Düzce Üniversitesi Orman Fakültesi akademisyenleri, Türkiye’nin farklı yerlerindeki sulak alanlarda önemli bir araştırma yaptı. Araştırmaya göre, iklim değişikliği ve insan müdahalesi, endemik bitkileri ve doğal bitki örtüsünü tehdit ediyor. Akademisyenler, bu durumu önlemek için bilimsel çalışmalar ve risk yönetimi planları hazırlıyor.
Endemik bitkiler herbaryumda korunuyor
Akademisyenler, yaklaşık 2 yıldır Batı Karadeniz Bölgesi’nde başlayan çalışmalarını Türkiye’nin diğer sulak alanlarında da sürdürüyor.
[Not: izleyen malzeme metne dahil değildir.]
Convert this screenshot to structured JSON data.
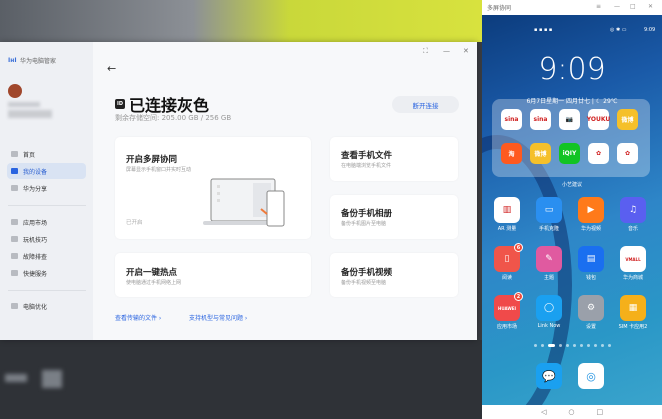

Bu çalışmalar sırasında, iklim değişikliğinin etkisiyle endemik bitki türlerinin sayısının azaldığını gözlemlediler. Ayrıca, yabancı ve istilacı bitki türlerinin, doğal bitki örtüsünü baskıladığını ve yok ettiğini tespit ettiler.
Akademisyenler, kaybolma riski taşıyan endemik bitki türlerini fakülte bünyesindeki herbaryumda kayıt altına alarak koruma altına aldılar. Bu bitkiler, daha sonra fakültede bulunan botanik bahçede çoğaltılarak bilimsel çalışmalarda kullanıldılar.
Sulak alanlar dirençli hale getirilmeli
DÜ Orman Fakültesi Herbaryumu Küratörü Prof. Dr. Necmi Aksoy, yaptığı açıklamada, sulak alanların ekolojik dengesinin bozulduğunu söyledi. Aksoy, sulak alanların turizm amaçlı “açma, temizleme, genişletme” gibi çalışmalara maruz kaldığını belirtti. Bu çalışmaların, bitki türlerinin yok olmasına neden olduğunu vurguladı. Aksoy, “Sulak alanlarımız kırmızı alarm veriyor. Yabancı bitkiler sulak alanlarımızı istila etmiş durumda. Bitki temizliği yapıldığında, yerine hangi bitkinin geleceği belli değil. Bu işlerin bilimle birlikte yapılması lazım. Ekoloji, yaban hayatı, kuş bilimi ve botanik bilimi birlikte karar vermesi lazım.” dedi.
DÜ Orman Fakültesi Orman Botaniği Ana Bilim Dalı Dr. Öğr. Üyesi Neval Güneş Özkan da, iklim değişikliğinin işgalci bitki türlerinin yayılmasına yol açtığını kaydetti. Özkan, sulak alanların çok hassas olduğunu ve korunması gerektiğini belirtti. Özkan, “Sulak alanların biyolojik çeşitliliği, bitkisel flora ve fauna açısından çok önemli. İnsanlar bu alanları sık ziyaret ediyor ve faaliyetlerde bulunuyor. İnsan baskısı çok yüksek. Bu nedenle, bu alanlardaki çalışmaların düzenli ve planlı yapılması gerekiyor.” dedi.